Lufthansa Fare Slide to Slow as CEO Seeks Further Cost Cuts

  • Profit will suffer ‘slight’ decline in 2017, carrier predicts
  • Spohr cheered by pilot deal but says more action needed

A Deutsche Lufthansa AG aircraft lands at London City Airport.

Photographer: Chris Ratcliffe/Bloomberg

Deutsche Lufthansa AG said a slide in fares triggered by excess capacity is beginning to slow, easing the burden on earnings as fuel costs rise.

Adjusted operating profit will decline “slightly” in 2017 after the figure dropped 3.6 percent to 1.75 billion euros ($1.9 billion) last year, Lufthansa said in a statement Thursday. The guidance for this year compares with analyst predictions for a slump of about 20 percent to 1.42 billion euros.

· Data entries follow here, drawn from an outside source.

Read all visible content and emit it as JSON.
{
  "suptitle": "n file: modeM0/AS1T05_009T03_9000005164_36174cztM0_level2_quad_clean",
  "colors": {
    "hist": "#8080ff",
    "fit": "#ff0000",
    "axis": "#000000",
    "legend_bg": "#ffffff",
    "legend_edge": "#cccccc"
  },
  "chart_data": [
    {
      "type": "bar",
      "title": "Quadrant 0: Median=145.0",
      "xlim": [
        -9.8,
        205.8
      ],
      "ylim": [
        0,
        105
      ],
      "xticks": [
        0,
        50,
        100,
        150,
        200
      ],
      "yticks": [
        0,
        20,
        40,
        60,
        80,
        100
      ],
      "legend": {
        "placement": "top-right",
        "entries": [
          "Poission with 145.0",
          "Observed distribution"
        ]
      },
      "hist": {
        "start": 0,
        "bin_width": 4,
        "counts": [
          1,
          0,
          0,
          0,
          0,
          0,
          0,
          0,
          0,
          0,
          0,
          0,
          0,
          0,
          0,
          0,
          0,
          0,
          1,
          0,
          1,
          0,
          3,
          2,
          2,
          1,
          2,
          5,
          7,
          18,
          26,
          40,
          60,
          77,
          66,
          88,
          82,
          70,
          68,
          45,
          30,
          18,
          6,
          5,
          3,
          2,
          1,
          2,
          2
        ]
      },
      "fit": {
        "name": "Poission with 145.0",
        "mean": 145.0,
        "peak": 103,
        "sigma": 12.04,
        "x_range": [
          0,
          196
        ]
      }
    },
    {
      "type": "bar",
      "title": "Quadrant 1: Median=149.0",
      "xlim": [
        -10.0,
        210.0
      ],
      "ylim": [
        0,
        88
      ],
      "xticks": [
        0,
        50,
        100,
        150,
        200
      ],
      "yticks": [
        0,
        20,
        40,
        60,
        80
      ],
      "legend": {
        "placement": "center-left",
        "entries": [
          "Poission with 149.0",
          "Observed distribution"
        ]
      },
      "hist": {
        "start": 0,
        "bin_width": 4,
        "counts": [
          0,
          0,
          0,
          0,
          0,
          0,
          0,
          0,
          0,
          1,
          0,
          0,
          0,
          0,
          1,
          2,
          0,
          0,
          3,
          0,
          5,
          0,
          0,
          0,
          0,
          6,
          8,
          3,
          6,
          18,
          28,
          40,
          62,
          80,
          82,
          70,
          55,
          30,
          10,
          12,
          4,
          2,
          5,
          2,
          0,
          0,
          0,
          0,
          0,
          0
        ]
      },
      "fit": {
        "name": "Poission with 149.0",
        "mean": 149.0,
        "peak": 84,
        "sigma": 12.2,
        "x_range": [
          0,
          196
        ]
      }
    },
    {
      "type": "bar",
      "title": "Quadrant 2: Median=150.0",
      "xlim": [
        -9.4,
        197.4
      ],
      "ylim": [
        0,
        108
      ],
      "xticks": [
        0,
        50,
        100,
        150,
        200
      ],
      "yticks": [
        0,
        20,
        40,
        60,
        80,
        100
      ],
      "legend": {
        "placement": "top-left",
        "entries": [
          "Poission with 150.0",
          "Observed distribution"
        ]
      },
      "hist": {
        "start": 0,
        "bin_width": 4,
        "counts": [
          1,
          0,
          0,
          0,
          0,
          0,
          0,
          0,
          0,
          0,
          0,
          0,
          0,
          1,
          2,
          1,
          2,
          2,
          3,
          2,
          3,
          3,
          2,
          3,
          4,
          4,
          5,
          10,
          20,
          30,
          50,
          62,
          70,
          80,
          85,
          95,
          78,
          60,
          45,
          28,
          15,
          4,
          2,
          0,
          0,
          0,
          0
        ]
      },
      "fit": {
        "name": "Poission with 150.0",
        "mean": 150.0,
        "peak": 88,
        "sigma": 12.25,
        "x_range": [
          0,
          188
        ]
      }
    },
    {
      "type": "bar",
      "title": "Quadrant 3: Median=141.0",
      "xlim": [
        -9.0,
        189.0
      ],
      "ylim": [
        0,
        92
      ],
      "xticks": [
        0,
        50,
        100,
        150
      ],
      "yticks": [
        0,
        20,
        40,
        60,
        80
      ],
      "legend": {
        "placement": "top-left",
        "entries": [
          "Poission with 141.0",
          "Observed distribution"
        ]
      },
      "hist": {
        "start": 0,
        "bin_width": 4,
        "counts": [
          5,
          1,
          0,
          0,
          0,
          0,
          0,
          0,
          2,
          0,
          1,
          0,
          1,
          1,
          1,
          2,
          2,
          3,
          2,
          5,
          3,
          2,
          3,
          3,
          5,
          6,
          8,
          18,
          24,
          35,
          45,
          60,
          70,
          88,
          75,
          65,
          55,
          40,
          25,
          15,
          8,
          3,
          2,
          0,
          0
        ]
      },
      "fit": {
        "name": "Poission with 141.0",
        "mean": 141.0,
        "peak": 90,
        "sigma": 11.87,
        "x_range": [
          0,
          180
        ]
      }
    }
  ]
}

Fares across Europe have been under pressure after weakening oil prices prompted airlines to add seats just as stuttering economies and a spate of terrorist attacks hurt demand. While Lufthansa’s unit revenue -- a measure of prices -- fell 5.8 percent in 2016, the decline should be less severe this year, the German carrier said.

Chief Executive Officer Carsten Spohr said the company still needs to slash costs even after he sealed a pilot deal that may end years of labor strife on the eve of the earnings release. The accord covering pay and pensions will cut flight-crew expenses 15 percent, advancing his push to combat the challenge of Mideast airlines on long-haul routes and low-cost rivals in Europe.

Lufthansa shares rose as much as 5.8 percent and were trading 4.3 percent higher at 15.04 euros as of 1:36 p.m. in Frankfurt. The stock gained 1.8 percent after news of the labor deal Wednesday and is up 23 percent this year.

Fuel Bill

“It remains necessary to further reduce our costs,” Spohr said. “This is the only way to meet and master the decline in unit revenues and the higher fuel expenses, and at the same time maintain and strengthen our financial stability.”

Pressure to deliver savings will increase as Lufthansa’s fuel bill jumps by 350 million euros this year. With crude prices rising, the International Air Transport Association predicts that European airlines as a whole are set for a 25 percent profit slump in 2017.

Spohr said a freeze on pilot hiring while continue until this week’s outline deal is signed, and that Lufthansa could still move planes to a new airline outside its main labor agreement should the process stall. The accord will increase flying hours, pare entry-level salaries and pay short-haul pilots less to save about 150 million euros a year, becoming fully effective in 2018.

Lufthansa’s chief financial officer, Ulrik Svensson, said first indications are that the erosion in fares is easing as predicted, based on forward bookings and favorable trading in January and February. The fourth-quarter slide in unit revenue was less than forecast at 6.4 percent, while costs were reduced by 6.1 percent, more than double the targeted rate.

Spohr has said he plans to lift capacity at the group’s network carriers by 3 percent this year, while growth at the Eurowings discount division will slow to 19 percent from 27 percent. The low-cost arm has said its fares may fall 5 percent amid the capacity glut.

Lufthansa has also agreed to deepen ties with former foe Etihad Airways after a deal to lease 38 planes from the Abu Dhabi carrier’s ailing German affiliate Air Berlin Plc. Spohr said he can envision taking over more aircraft, while Lufthansa is in talks about adding code-share routes with Etihad and a joint venture with Jet Airways (India) Ltd, in which the Gulf operator owns a stake.